ANALYSIS METHODOLOGY
This section describes the analysis method. It covers the goal of the method, the MGM algorithm, why it was built on top of TMA, and what are the MGM's new extensions.
Given a set of workloads executed under two setups (configurations), the goal of MGM is to identify the architectural features that have the most impact on the performance difference between these two setups. Specifically, the workloads can be a set of applications from a specific domaine.g., FP benchmarks, hotspots from application(s)-e.g., time-consuming loops or functions, and so forth. The two setups can be two processors, two compilers, same compiler when examining an optimization flag, two revisions of an application (e.g., scalar vs. vector implementations).

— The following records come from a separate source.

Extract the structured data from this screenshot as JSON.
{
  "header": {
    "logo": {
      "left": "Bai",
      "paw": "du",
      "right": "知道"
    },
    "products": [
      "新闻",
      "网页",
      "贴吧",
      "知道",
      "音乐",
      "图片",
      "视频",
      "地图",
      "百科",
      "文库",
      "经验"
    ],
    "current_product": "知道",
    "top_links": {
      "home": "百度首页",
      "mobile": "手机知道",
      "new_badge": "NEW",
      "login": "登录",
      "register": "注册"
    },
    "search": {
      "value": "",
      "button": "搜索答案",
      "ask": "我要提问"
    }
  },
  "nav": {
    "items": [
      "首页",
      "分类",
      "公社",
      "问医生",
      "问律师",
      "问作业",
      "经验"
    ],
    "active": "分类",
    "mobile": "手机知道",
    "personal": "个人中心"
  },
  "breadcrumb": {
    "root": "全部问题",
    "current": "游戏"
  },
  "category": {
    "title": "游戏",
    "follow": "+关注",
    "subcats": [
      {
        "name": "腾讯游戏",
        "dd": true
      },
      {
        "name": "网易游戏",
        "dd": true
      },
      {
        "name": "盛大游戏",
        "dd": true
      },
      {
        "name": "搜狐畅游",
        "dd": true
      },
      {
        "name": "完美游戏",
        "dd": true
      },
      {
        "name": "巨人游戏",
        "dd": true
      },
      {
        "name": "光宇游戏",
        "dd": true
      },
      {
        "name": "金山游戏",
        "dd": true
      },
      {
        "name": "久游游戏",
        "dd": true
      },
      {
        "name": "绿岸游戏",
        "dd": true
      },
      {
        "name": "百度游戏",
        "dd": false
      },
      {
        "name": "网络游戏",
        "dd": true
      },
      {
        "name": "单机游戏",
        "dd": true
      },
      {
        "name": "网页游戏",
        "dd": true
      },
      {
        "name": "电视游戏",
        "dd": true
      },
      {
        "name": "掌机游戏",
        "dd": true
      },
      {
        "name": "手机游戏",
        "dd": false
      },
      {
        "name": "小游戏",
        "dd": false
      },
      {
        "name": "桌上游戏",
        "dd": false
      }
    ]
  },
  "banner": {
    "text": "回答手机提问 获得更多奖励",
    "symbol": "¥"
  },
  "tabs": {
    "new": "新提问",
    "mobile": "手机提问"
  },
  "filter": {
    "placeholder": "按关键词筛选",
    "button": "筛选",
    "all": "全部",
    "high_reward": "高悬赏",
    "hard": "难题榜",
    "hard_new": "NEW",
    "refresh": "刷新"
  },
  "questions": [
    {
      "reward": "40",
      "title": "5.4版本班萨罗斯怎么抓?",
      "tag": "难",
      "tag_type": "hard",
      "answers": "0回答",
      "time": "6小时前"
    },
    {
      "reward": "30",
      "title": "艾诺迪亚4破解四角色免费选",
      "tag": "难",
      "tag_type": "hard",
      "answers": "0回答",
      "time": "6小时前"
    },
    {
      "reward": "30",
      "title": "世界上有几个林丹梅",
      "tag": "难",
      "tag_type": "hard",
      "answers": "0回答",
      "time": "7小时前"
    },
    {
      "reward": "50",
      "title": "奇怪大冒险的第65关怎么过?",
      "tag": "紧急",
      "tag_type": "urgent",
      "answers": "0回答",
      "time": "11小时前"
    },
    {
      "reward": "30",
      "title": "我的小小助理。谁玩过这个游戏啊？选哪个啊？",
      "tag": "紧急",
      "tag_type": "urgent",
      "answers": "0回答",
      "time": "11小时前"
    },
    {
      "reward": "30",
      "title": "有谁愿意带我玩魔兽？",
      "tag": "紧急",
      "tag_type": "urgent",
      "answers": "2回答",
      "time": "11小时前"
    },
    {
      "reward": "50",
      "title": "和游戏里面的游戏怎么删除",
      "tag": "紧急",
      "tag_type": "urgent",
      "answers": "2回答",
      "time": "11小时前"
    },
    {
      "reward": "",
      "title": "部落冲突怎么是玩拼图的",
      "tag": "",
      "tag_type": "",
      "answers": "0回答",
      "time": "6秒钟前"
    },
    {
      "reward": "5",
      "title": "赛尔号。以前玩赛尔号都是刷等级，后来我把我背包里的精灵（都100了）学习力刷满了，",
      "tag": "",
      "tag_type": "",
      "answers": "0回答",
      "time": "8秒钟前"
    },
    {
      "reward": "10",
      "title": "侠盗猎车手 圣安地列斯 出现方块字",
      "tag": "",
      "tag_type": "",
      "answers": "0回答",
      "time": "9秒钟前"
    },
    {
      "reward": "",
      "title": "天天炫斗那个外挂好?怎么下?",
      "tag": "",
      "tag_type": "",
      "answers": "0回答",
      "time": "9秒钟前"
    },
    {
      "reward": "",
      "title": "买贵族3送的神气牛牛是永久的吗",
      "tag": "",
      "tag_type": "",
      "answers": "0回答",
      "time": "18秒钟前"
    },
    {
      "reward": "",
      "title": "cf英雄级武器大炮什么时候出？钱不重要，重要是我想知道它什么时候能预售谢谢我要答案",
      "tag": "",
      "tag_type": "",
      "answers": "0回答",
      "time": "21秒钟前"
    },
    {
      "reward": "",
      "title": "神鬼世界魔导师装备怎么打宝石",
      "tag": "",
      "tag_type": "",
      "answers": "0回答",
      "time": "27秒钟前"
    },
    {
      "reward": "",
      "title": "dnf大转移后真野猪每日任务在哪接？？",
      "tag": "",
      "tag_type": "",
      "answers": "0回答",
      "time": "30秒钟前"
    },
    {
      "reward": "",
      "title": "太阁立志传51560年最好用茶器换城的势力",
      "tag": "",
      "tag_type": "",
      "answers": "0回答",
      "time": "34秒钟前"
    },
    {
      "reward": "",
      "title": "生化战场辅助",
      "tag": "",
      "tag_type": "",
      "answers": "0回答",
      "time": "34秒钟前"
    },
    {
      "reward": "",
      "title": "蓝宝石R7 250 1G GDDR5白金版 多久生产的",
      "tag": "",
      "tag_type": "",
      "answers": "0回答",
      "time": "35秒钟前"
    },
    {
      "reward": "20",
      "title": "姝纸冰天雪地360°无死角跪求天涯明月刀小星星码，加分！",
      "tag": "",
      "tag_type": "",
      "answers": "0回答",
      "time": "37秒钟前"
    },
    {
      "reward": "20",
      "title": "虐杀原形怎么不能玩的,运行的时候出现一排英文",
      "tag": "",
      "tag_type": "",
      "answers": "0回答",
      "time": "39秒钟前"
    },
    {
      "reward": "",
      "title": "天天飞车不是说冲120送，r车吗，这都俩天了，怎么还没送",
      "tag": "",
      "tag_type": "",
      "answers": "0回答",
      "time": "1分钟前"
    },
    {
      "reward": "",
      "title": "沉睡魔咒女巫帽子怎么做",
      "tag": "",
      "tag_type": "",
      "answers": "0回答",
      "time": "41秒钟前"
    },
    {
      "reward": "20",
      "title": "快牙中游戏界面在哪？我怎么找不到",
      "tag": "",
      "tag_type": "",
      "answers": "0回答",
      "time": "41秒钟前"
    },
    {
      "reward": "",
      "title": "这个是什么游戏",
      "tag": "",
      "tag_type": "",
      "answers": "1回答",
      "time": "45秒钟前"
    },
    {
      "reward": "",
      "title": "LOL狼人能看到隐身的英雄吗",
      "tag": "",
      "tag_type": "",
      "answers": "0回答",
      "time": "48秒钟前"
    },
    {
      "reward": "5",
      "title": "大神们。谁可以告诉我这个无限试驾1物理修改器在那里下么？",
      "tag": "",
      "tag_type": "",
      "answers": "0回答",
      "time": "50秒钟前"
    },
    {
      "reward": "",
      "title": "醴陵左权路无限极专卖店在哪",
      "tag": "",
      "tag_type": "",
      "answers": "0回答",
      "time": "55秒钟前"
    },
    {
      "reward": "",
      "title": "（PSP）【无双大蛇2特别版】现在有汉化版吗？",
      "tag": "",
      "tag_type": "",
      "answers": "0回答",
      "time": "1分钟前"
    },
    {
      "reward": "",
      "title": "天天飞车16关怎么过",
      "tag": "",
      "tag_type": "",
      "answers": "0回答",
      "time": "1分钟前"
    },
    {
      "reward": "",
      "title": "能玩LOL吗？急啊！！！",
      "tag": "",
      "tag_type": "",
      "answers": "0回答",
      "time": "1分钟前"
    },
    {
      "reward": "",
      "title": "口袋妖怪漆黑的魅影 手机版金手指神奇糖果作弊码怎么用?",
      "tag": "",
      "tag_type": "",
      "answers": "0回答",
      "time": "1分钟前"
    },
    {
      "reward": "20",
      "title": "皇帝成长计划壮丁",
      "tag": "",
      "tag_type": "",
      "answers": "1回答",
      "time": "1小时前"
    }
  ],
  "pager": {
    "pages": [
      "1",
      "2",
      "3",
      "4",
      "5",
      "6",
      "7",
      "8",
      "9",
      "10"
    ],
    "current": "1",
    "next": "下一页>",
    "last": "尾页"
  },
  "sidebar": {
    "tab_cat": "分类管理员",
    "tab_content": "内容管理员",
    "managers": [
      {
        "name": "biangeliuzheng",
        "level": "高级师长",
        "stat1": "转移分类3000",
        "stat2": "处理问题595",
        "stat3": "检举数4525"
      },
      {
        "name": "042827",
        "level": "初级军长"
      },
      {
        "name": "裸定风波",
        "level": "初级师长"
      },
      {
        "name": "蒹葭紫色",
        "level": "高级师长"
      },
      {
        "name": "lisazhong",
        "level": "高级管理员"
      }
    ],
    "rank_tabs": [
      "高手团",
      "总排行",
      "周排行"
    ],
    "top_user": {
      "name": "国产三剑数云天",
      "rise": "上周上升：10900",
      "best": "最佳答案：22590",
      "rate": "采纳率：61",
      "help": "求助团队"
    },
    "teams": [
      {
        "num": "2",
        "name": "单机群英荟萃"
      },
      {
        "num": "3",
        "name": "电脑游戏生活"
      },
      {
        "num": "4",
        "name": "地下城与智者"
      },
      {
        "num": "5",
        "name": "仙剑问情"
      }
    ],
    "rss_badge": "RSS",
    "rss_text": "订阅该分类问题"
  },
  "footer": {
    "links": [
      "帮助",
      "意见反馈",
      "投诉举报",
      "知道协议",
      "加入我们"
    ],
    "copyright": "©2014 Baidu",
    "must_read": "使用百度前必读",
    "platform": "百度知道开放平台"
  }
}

MGM exploits differential analysis [9, 17] at the core of the method. The basic idea of differential analysis is to profile a program twice with two setups, whereas the difference of these profiles guides the analysis. However, it is not straightforward to apply differential analysis to achieve MGM's goal because there is no explicit connection between arch feature and performance metrics.
A key contribution of MGM is that it carefully constructs what metrics are fed into differential analysis in an iterative process. Figure 4 depicts the discovery process in MGM. The steps are grouped and colored into four parts to match the abstraction in Figure 1 :
(1) Collect Metrics: MGM starts with a set (B) of performance metrics (Abstracted_ Bottlenecks and an evaluation-specific performance metric) in step 1 . For example, IPC is a good evaluation metric for an iso-frequency uarch-only evaluation. Next, at 2 MGM collects the metrics on both setups under controlled settings (e.g., fixed iso-frequency). (2) Select a Workload: At 3 MGM utilizes differential analysis of the metrics in B in order to select the best workload (at 4 ) for analysis in each iteration. This part increases uarch coverage and analysis efficiency. (3) Find an Arch Feature: At stage 5 a hotspot of the selected workload is examined-via adhoc or expert analysis-for a potential feature that can explain the drift in the triggering metric. Next, at 6 a, if a feature was found, the Design a Kernel 7 sub-process is used to handcraft a kernel that isolates that feature. Otherwise, MGM resumes analysis with (possibly other) workload per step 6 b. (4) Define Metrics: In 8 , a specific metric capturing the feature is used to mark all impacted workloads. In addition, a generic metric can be considered in this step; in such case, it is appended to B for monitoring in future iterations.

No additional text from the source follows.